U2
Île – Universel
Osciller
★★★
U2, le groupe qui porte dans son ADN la construction d’hymnes postpunk cathédrale à faire trembler les stades, en version ‘unplugged’ ? Les géants, pensant petit ? Les conquérants, se mettant humbles ? ‘Chants de reddition’ Cela peut bien représenter un amendement auto-infligé à l’ensemble, ou une trahison, ou un divertissement pour messieurs ennuyeux.
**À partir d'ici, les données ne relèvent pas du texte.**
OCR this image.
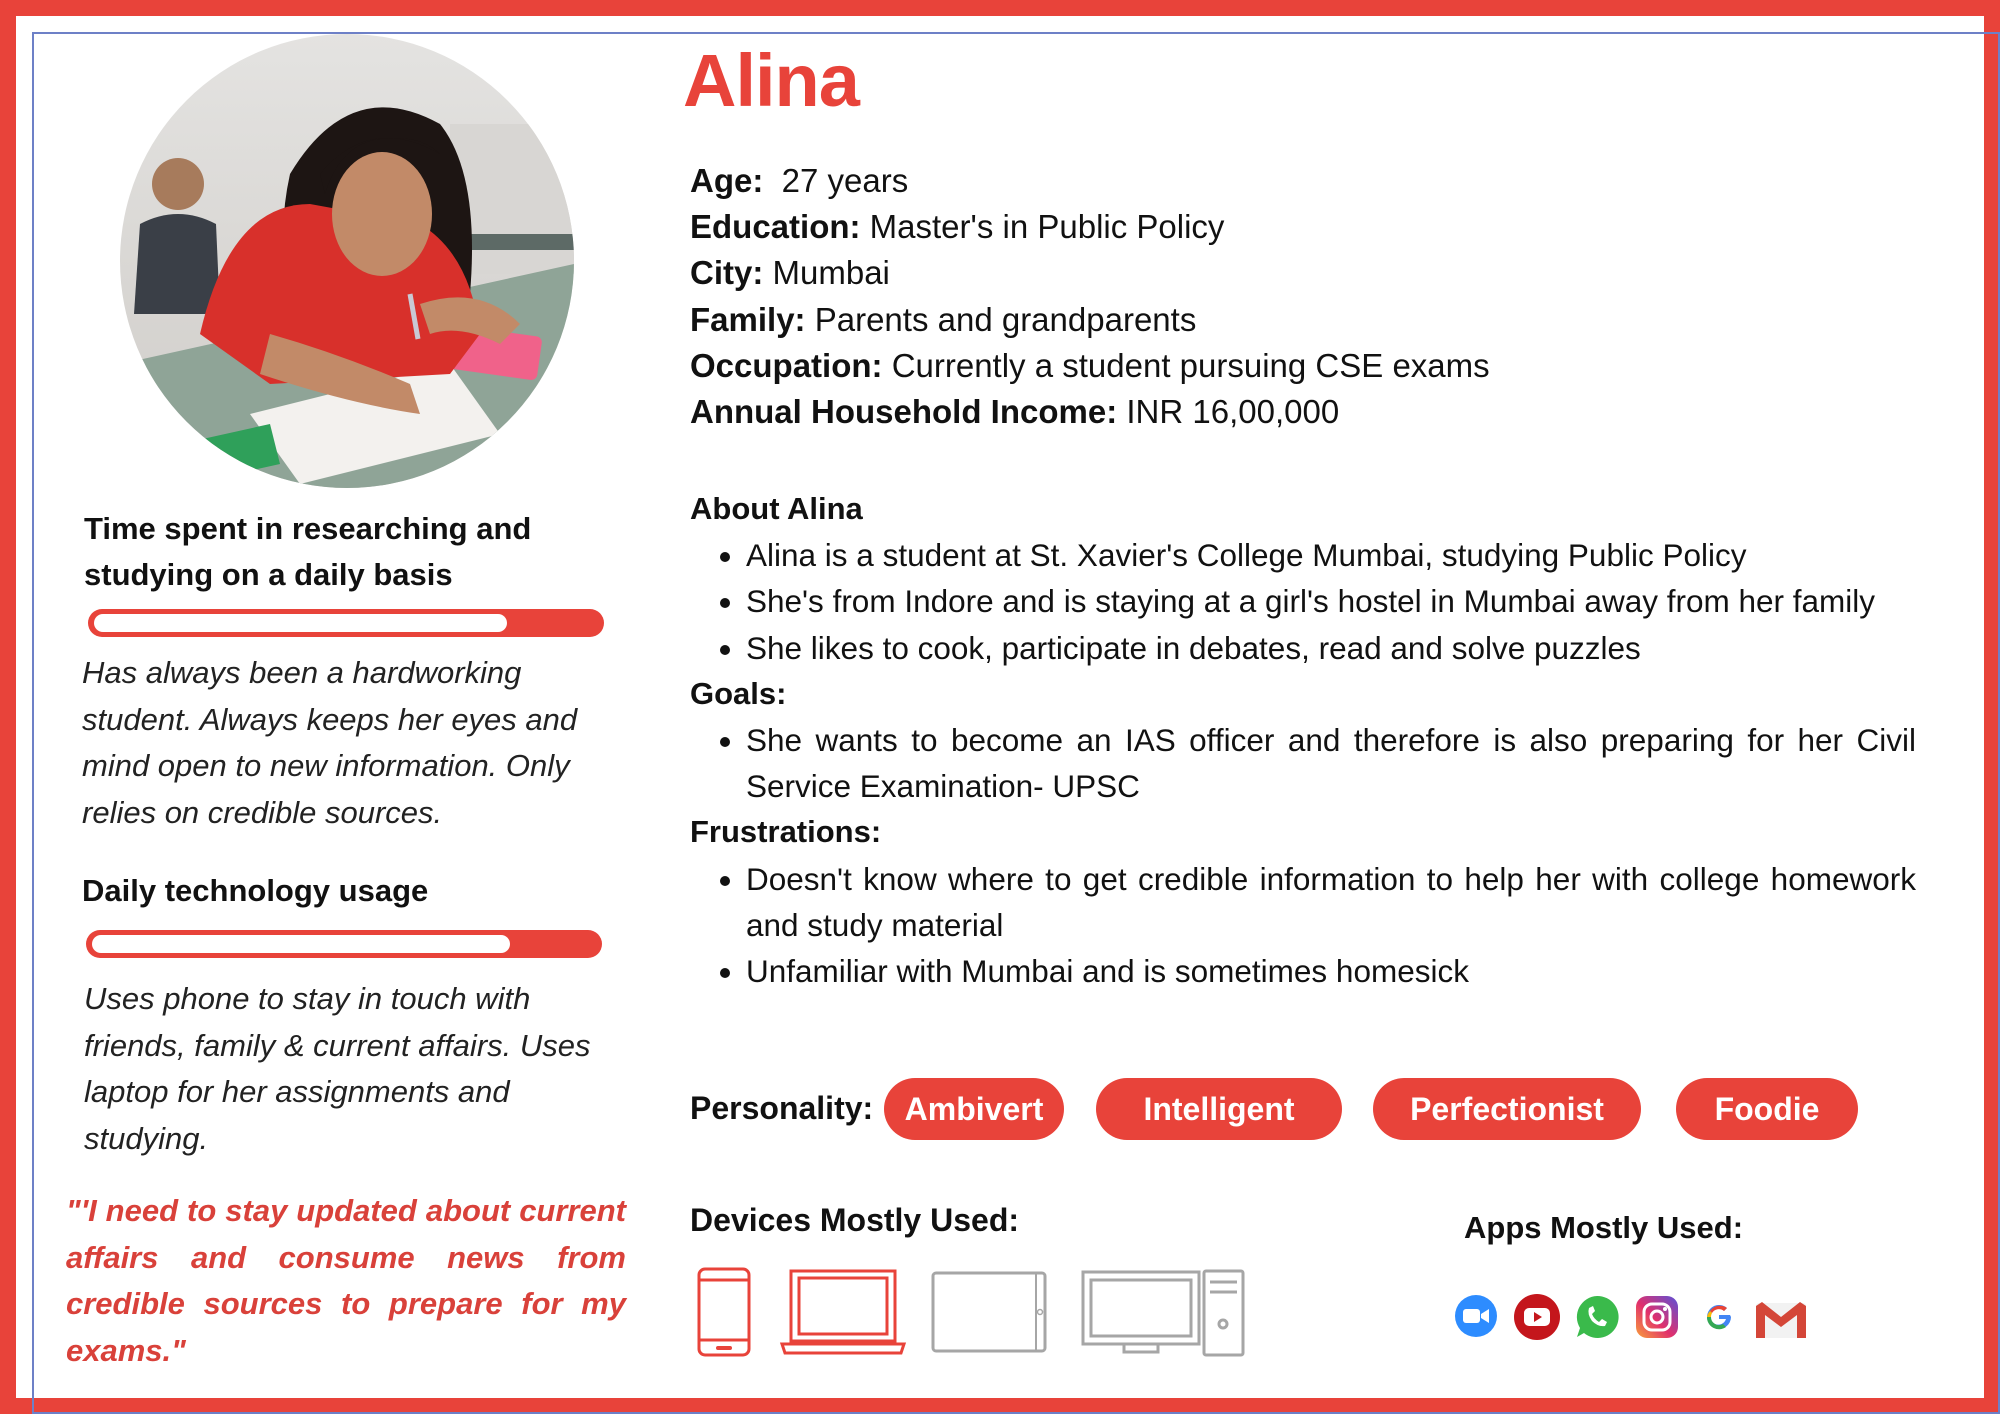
Alina
Age:  27 years
Education: Master's in Public Policy
City: Mumbai
Family: Parents and grandparents
Occupation: Currently a student pursuing CSE exams
Annual Household Income: INR 16,00,000
Time spent in researching and studying on a daily basis
Has always been a hardworking student. Always keeps her eyes and mind open to new information. Only relies on credible sources.
Daily technology usage
Uses phone to stay in touch with friends, family & current affairs. Uses laptop for her assignments and studying.
"'I need to stay updated about current affairs and consume news from credible sources to prepare for my exams."
About Alina
• Alina is a student at St. Xavier's College Mumbai, studying Public Policy
• She's from Indore and is staying at a girl's hostel in Mumbai away from her family
• She likes to cook, participate in debates, read and solve puzzles
Goals:
• She wants to become an IAS officer and therefore is also preparing for her Civil Service Examination- UPSC
Frustrations:
• Doesn't know where to get credible information to help her with college homework and study material
• Unfamiliar with Mumbai and is sometimes homesick
Personality: Ambivert	Intelligent	Perfectionist	Foodie
Devices Mostly Used:	Apps Mostly Used:
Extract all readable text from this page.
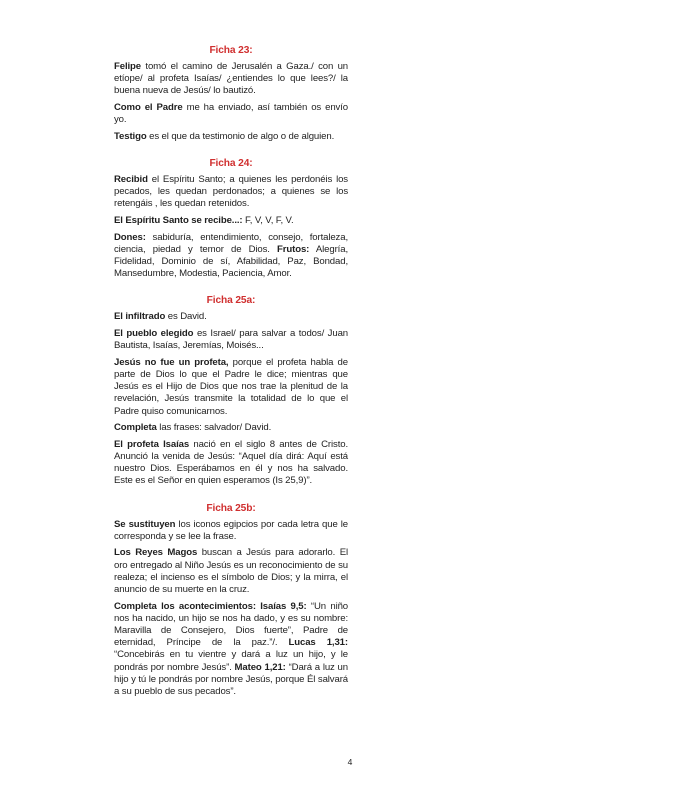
Ficha 23:

Felipe tomó el camino de Jerusalén a Gaza./ con un etíope/ al profeta Isaías/ ¿entiendes lo que lees?/ la buena nueva de Jesús/ lo bautizó.

Como el Padre me ha enviado, así también os envío yo.

Testigo es el que da testimonio de algo o de alguien.

Ficha 24:

Recibid el Espíritu Santo; a quienes les perdonéis los pecados, les quedan perdonados; a quienes se los retengáis , les quedan retenidos.

El Espíritu Santo se recibe...: F, V, V, F, V.

Dones: sabiduría, entendimiento, consejo, fortaleza, ciencia, piedad y temor de Dios. Frutos: Alegría, Fidelidad, Dominio de sí, Afabilidad, Paz, Bondad, Mansedumbre, Modestia, Paciencia, Amor.

Ficha 25a:

El infiltrado es David.

El pueblo elegido es Israel/ para salvar a todos/ Juan Bautista, Isaías, Jeremías, Moisés...

Jesús no fue un profeta, porque el profeta habla de parte de Dios lo que el Padre le dice; mientras que Jesús es el Hijo de Dios que nos trae la plenitud de la revelación, Jesús transmite la totalidad de lo que el Padre quiso comunicarnos.

Completa las frases: salvador/ David.

El profeta Isaías nació en el siglo 8 antes de Cristo. Anunció la venida de Jesús: “Aquel día dirá: Aquí está nuestro Dios. Esperábamos en él y nos ha salvado. Este es el Señor en quien esperamos (Is 25,9)”.

Ficha 25b:

Se sustituyen los iconos egipcios por cada letra que le corresponda y se lee la frase.

Los Reyes Magos buscan a Jesús para adorarlo. El oro entregado al Niño Jesús es un reconocimiento de su realeza; el incienso es el símbolo de Dios; y la mirra, el anuncio de su muerte en la cruz.

Completa los acontecimientos: Isaías 9,5: “Un niño nos ha nacido, un hijo se nos ha dado, y es su nombre: Maravilla de Consejero, Dios fuerte”, Padre de eternidad, Príncipe de la paz.”/. Lucas 1,31: “Concebirás en tu vientre y dará a luz un hijo, y le pondrás por nombre Jesús”. Mateo 1,21: “Dará a luz un hijo y tú le pondrás por nombre Jesús, porque Él salvará a su pueblo de sus pecados”.

4
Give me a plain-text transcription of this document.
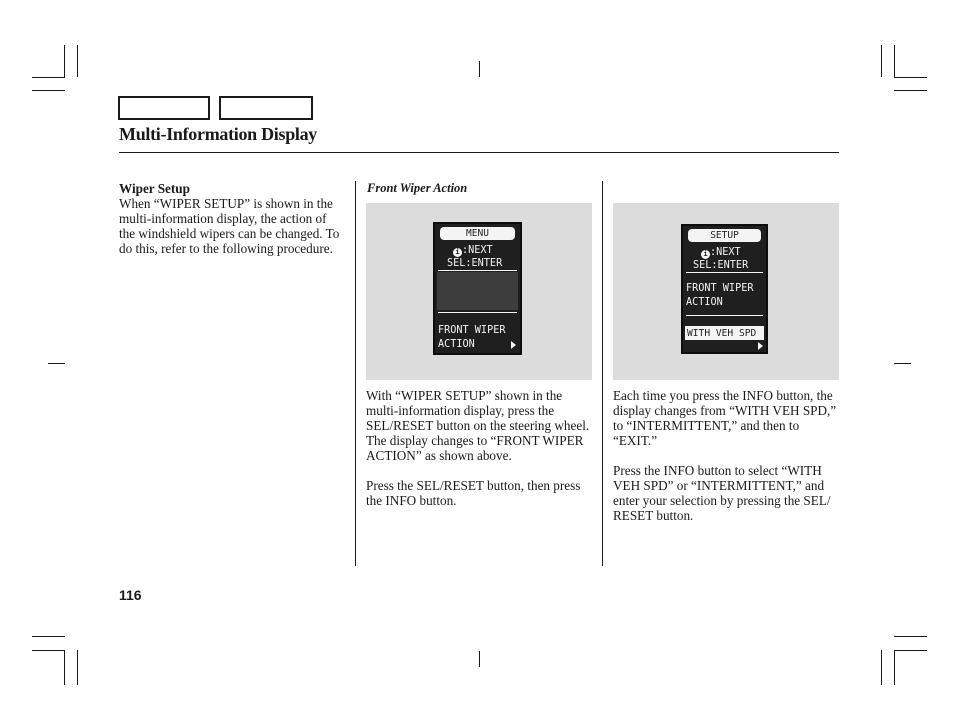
Multi-Information Display
Wiper Setup
When “WIPER SETUP” is shown in the multi-information display, the action of the windshield wipers can be changed. To do this, refer to the following procedure.
Front Wiper Action
MENU
i :NEXT
SEL:ENTER
FRONT WIPER
ACTION
SETUP
i :NEXT
SEL:ENTER
FRONT WIPER
ACTION
WITH VEH SPD

With “WIPER SETUP” shown in the multi-information display, press the SEL/RESET button on the steering wheel. The display changes to “FRONT WIPER ACTION” as shown above.

Press the SEL/RESET button, then press the INFO button.

Each time you press the INFO button, the display changes from “WITH VEH SPD,” to “INTERMITTENT,” and then to “EXIT.”

Press the INFO button to select “WITH VEH SPD” or “INTERMITTENT,” and enter your selection by pressing the SEL/ RESET button.

116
Il y a une autre façon de le voir, de le comprendre comme un moyen de montrer que ses chansons aux aspirations “plus grandes que nature” bouger en les transformant en leur négatif et sans trop hausser le ton.
Ici, Adam Clayton (basse) et Larry Mullen Jr (batterie) sont presque en vacances, car l’image est dominée par un réseau délicat de guitares acoustiques et de pianos. Réduction au plus petit dénominateur commun et un regard vers le passé qui vient donner une continuité au ‘modus operandi’ moderne du quatuor, qui s’est longtemps mélancolique et s’est léché la gueule de sa vulnérabilité : les albums consacrés à l’innocence (2014) et à l’expérience (2017), le ‘revival ‘tours of ‘The Joshua Tree’ (2017-19) et le volume de mémoires de Bono, intitulé justement ‘Surrender’, précédent direct de ce quadruple album.
Chanter dans ton oreille (ou presque)
Chacun des disques est attribué à un membre du groupe, et il y a autant de chansons, 40 au total, qu’il y a de chapitres dans le livre (bien que 11 ne soient pas les mêmes). Pour Le bordqui signe la production, est, dit-il, d’environ recréez les chansons “comme si Bono les chantait à votre oreille”, et de le faire avec peu d’hypothèques, donnant naissance à de nouveaux arrangements et dynamiques. Les habitués vous assistent Brian Eno et Daniel Lanoisainsi que le savant Bob Ezrin (curriculum avec Lou Reed, Alice Cooper, etc.), et le résultat montre une étonnante richesse de nuances, passant de l’ambiance gospel subtile de ‘One’, abaissant la clé juste au moment où le ‘crescendo’ devrait arriver, à une ‘Red hill mining town’ aux airs de cuivres et de mars populaires, où le groupe ne peut s’empêcher de donner libre cours à son grand instinct. Comme dans ‘Pride (au nom de l’amour)’.
Les chansons à l’origine plus basées sur l’énergie et la puissance de l’électricité que sur la mélodie souffrent le plus, bien que ‘Vertigo’ sorte avec une poignante touche de violoncelle du membre de 2Cellos Stjepan Hauser. « La mouche » conserve une partie de sa nature perverse avec ce « groove » avec le folk tordu, et l’album glisse une seconde chance pour des chansons appréciables, mais enterrées sous les ‘hits’, comme ‘Walk on’, renommé en soutien à l’Ukraine. Bono s’avère être un gagnant de cette pièce, qui lui permet d’aller jusqu’au murmure et au pincement vocal exprimant la maturité.
Son interprétation met le lasso à un exercice résolu avec style et inventivité modéréebien que nous sachions tous que lors de la prochaine tournée, le monde priera pour que U2 récupère les versions originales.